我々はゴブリン階層を終えて、4階層のボブゴブリンの階層の入り口に来ていた。地図を見ていたダリアが首をかしげる。


「ボブゴブリンにハイゴブリンって何が違うのかな?

お兄ちゃん、ボブゴブリンの事何か知ってる?」


「ギルドの資料で見ただけだけど、ボブゴブリンはゴブリンの上位種。強さはゴブリンジェネラルに匹敵すると書かれていた。


ハイ・ゴブリンはボブゴブリンの上位種でゴブリンキングに匹敵するって資料にはあったよ」


「そう。なら今日は9階層まで終わらせよう」


「ハイ・ゴブリンまで全て終らせるってことか。

良いよ。ハイ・ゴブリンまで全て倒せば、魔石だけでも良い金額になるし」


「けってい!」

ダリアが手を上に突き上げる。


ボブゴブリンの階層に入る。


通常のゴブリンの身長は130cmが平均だ。


ボブゴブリンはそれよりも背が高く150cm前後だろう、見るからに筋肉質の体をしている。ボブゴブリンを見た時、日照が微かに反応を示したが、直ぐに興味を失ったらしい。


スラッシュを日照に纏い出会ったボブゴブリンを切り捨てる。


通常のゴブリンと比べ明らかに早くそして力も強い。だが、この程度の動きだと何の問題もなく倒せそうだ。

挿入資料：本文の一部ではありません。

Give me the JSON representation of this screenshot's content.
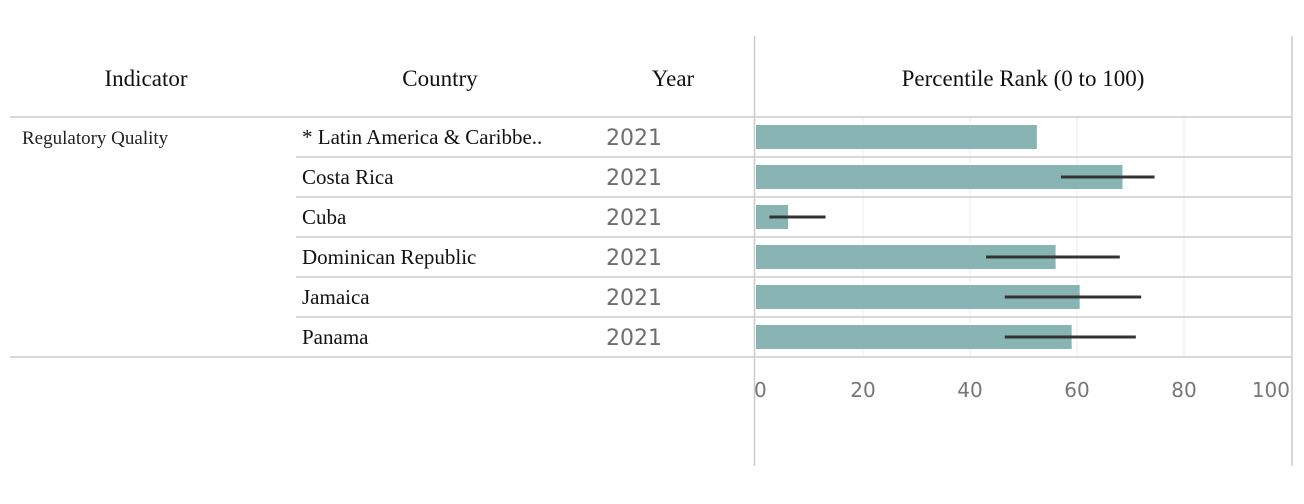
{
  "table": {
    "headers": {
      "indicator": "Indicator",
      "country": "Country",
      "year": "Year",
      "measure": "Percentile Rank (0 to 100)"
    },
    "indicator": "Regulatory Quality"
  },
  "chart_data": {
    "type": "bar",
    "orientation": "horizontal",
    "xlabel": "Percentile Rank (0 to 100)",
    "xlim": [
      0,
      100
    ],
    "xticks": [
      0,
      20,
      40,
      60,
      80,
      100
    ],
    "grid": true,
    "bar_color": "#88b5b3",
    "error_color": "#333333",
    "rows": [
      {
        "country": "* Latin America & Caribbe..",
        "year": "2021",
        "value": 52.5,
        "ci_low": null,
        "ci_high": null
      },
      {
        "country": "Costa Rica",
        "year": "2021",
        "value": 68.5,
        "ci_low": 57,
        "ci_high": 74.5
      },
      {
        "country": "Cuba",
        "year": "2021",
        "value": 6,
        "ci_low": 2.5,
        "ci_high": 13
      },
      {
        "country": "Dominican Republic",
        "year": "2021",
        "value": 56,
        "ci_low": 43,
        "ci_high": 68
      },
      {
        "country": "Jamaica",
        "year": "2021",
        "value": 60.5,
        "ci_low": 46.5,
        "ci_high": 72
      },
      {
        "country": "Panama",
        "year": "2021",
        "value": 59,
        "ci_low": 46.5,
        "ci_high": 71
      }
    ]
  }
}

しかしこの審判の塔はルルダンルの初級ダンジョンと変わらない気がする。


ゴブリンも凄い数だった。ボブゴブリンも数が半端無い、確か聞いた時は低階層は初心者でも入れるって聞いたはずだ。


これの何処が初心者向けなんだ? 大体こんな数のモンスターを斬り続けていたら武器自体がおかしくなる。


俺達はスラッシュを剣に纏わせているから刃こぼれ等が起きていないが、知らなかったら確実に日照が駄目になる位に数が多い。

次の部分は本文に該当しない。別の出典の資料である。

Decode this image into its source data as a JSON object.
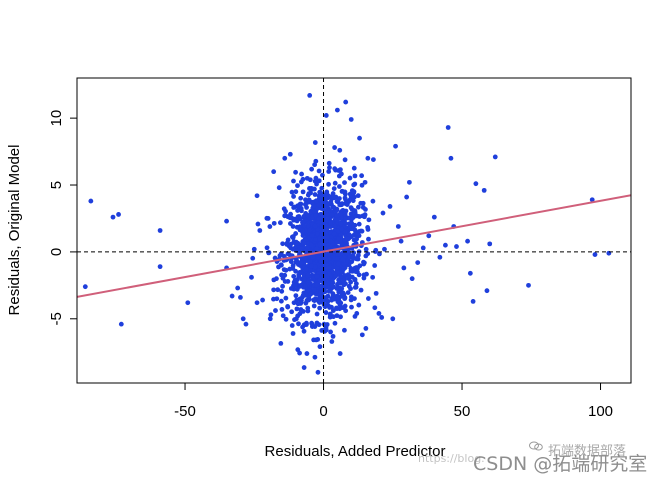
{
  "chart_data": {
    "type": "scatter",
    "xlabel": "Residuals, Added Predictor",
    "ylabel": "Residuals, Original Model",
    "xlim": [
      -89,
      111
    ],
    "ylim": [
      -9.8,
      13.0
    ],
    "x_ticks": [
      -50,
      0,
      50,
      100
    ],
    "y_ticks": [
      -5,
      0,
      5,
      10
    ],
    "x_tick_labels": [
      "-50",
      "0",
      "50",
      "100"
    ],
    "y_tick_labels": [
      "-5",
      "0",
      "5",
      "10"
    ],
    "reference_lines": {
      "vertical_x": 0,
      "horizontal_y": 0,
      "style": "dashed",
      "color": "#000000"
    },
    "fit_line": {
      "intercept": 0.02,
      "slope": 0.038,
      "color": "#d05f7a"
    },
    "point_color": "#1f3fdc",
    "grid": false,
    "points": {
      "outliers": [
        [
          -84,
          3.8
        ],
        [
          -86,
          -2.6
        ],
        [
          -76,
          2.6
        ],
        [
          -74,
          2.8
        ],
        [
          -73,
          -5.4
        ],
        [
          -59,
          1.6
        ],
        [
          -59,
          -1.1
        ],
        [
          -49,
          -3.8
        ],
        [
          -35,
          2.3
        ],
        [
          -35,
          -1.2
        ],
        [
          -33,
          -3.3
        ],
        [
          -31,
          -2.7
        ],
        [
          -30,
          -3.4
        ],
        [
          -29,
          -5.0
        ],
        [
          -28,
          -5.4
        ],
        [
          -26,
          -1.9
        ],
        [
          -25,
          0.2
        ],
        [
          -24,
          -3.8
        ],
        [
          -24,
          4.2
        ],
        [
          -23,
          1.6
        ],
        [
          -22,
          -3.6
        ],
        [
          -20,
          2.5
        ],
        [
          -19,
          -4.7
        ],
        [
          -18,
          6.0
        ],
        [
          -17,
          -2.0
        ],
        [
          -16,
          4.8
        ],
        [
          -15,
          -4.3
        ],
        [
          -14,
          7.0
        ],
        [
          -12,
          7.3
        ],
        [
          -11,
          1.9
        ],
        [
          -11,
          -6.1
        ],
        [
          -10,
          4.5
        ],
        [
          -6,
          -7.6
        ],
        [
          -5,
          11.7
        ],
        [
          -2,
          -9.0
        ],
        [
          1,
          10.2
        ],
        [
          3,
          -6.7
        ],
        [
          4,
          7.8
        ],
        [
          5,
          10.6
        ],
        [
          6,
          -7.6
        ],
        [
          8,
          11.2
        ],
        [
          10,
          9.9
        ],
        [
          11,
          4.5
        ],
        [
          12,
          -4.6
        ],
        [
          13,
          8.5
        ],
        [
          14,
          -6.2
        ],
        [
          15,
          5.2
        ],
        [
          16,
          7.0
        ],
        [
          18,
          6.9
        ],
        [
          19,
          -3.1
        ],
        [
          20,
          -4.6
        ],
        [
          21,
          -4.9
        ],
        [
          22,
          0.2
        ],
        [
          24,
          3.4
        ],
        [
          25,
          -5.0
        ],
        [
          26,
          7.9
        ],
        [
          27,
          1.9
        ],
        [
          28,
          0.8
        ],
        [
          29,
          -1.2
        ],
        [
          30,
          4.1
        ],
        [
          31,
          5.2
        ],
        [
          32,
          -2.0
        ],
        [
          34,
          -0.8
        ],
        [
          36,
          0.3
        ],
        [
          38,
          1.2
        ],
        [
          40,
          2.6
        ],
        [
          42,
          -0.4
        ],
        [
          44,
          0.5
        ],
        [
          45,
          9.3
        ],
        [
          46,
          7.0
        ],
        [
          47,
          1.9
        ],
        [
          48,
          0.4
        ],
        [
          52,
          0.8
        ],
        [
          53,
          -1.6
        ],
        [
          54,
          -3.7
        ],
        [
          55,
          5.1
        ],
        [
          58,
          4.6
        ],
        [
          59,
          -2.9
        ],
        [
          60,
          0.6
        ],
        [
          62,
          7.1
        ],
        [
          74,
          -2.5
        ],
        [
          97,
          3.9
        ],
        [
          98,
          -0.2
        ],
        [
          103,
          -0.1
        ]
      ],
      "cloud": {
        "count": 1500,
        "x_mean": 0,
        "x_sd": 6.8,
        "y_mean": 0.1,
        "y_sd": 2.5,
        "slope": 0.038
      }
    }
  },
  "watermark": {
    "top": "拓端数据部落",
    "url": "https://blog.",
    "csdn": "CSDN @拓端研究室"
  }
}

ルルダンルの中級ダンジョンの一階層の方がまだ初心者向けだろう。


これじゃ只の冒険者潰しだ。


そう愚痴を言いつつも4階層を抜ける。ルルダンルのダンジョンでは、モンスターをマジックバックにしまいギルドにモンスターごと買い取ってもらっていた。


だがここ審判の塔は倒されたモンスターは魔石だけを残しダンジョンに吸収される、残った魔石だけを回収すればいい。


そこだけは楽チンだ。


ボブゴブリンの階層の5階層に来る。

中央にゴブリンキングを思わせるモンスターがいた。


「ダリア、中央にゴブリンキングと同等のモンスターがいる」


「中央? 奥は?」


「いや、いない。中央に5匹だ」


「了解。少し楽しくなって来たね」


あ、ダリアも強いモンスターがいる方が楽しいんだ。


やっぱり争えないねぇ。


人の事バトルジャンキーとか言ってる癖に。ダリアも一緒じゃん、立派なバトルジャンキーだ。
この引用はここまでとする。